Miostrepera Temporal range: early Miocene

Scientific classification
- Kingdom: Animalia
- Phylum: Chordata
- Class: Aves
- Order: Passeriformes
- Family: Artamidae
- Subfamily: Cracticinae
- Genus: †Miostrepera Worthy et al., 2025
- Species: †M. canora
- Binomial name: †Miostrepera canora Worthy et al., 2025

= Miostrepera =

- Genus: Miostrepera
- Species: canora
- Authority: Worthy et al., 2025
- Parent authority: Worthy et al., 2025

Extinct genus of large cracticine

Miostrepera is an extinct genus of large cracticine from the early Miocene of Bannockburn Formation of St Bathans Fauna, New Zealand.

==Discovery==
The discovery of passerine fossils of St Bathans fauna dates back to 2007, which one of them, a scapula, was referred to a cracticine.

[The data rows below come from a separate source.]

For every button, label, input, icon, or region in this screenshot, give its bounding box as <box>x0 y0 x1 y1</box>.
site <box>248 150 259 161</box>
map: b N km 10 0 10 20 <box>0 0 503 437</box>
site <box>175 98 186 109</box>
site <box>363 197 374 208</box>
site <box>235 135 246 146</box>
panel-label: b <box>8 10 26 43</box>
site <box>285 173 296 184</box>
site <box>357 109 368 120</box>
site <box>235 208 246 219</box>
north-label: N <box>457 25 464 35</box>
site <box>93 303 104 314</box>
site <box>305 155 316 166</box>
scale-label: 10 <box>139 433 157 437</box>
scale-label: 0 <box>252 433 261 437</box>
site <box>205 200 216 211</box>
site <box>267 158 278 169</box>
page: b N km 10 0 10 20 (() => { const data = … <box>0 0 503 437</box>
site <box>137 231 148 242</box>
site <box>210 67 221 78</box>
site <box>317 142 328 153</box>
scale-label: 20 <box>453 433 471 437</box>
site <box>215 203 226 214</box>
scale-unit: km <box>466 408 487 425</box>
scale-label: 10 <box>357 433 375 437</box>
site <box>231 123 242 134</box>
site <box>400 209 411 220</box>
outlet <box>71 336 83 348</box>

Subsequently, the fossil passerine remains have been increased to over 195. When it comes to 2025, cracticine remains discovered in 2013 and 2014 was described as a new genus Miostrepera canora by Trevor H. Worthy and colleagues. the holotype of Miostrepera (CM 2013.18.708 ) , a proximal right humerus, was collected in 2013. And the paratype (CM 2013.18.1106), a distal right humerus, was collected in 2014. The genus comes from the genus Strepera, and the epithet species name canora refers to how the genus may have similar calls to extant cracticine genera (specifically Strepera and Gymnorhina).

==Paleobiology==
Miostrepera is a member of the St Bathans Fauna, which has yielded a number of bird species. It was also the second known passerine of the fauna followed by the New Zealand wren Kuiornis indicator. The discovery also shows an overwater dispersal of cracticines from Australia to New Zealand during the Miocene. Cracticines are absent now in New Zealand, but the Australian magpie (Gymnorhina tibicen) was introduced to New Zealand via Australia.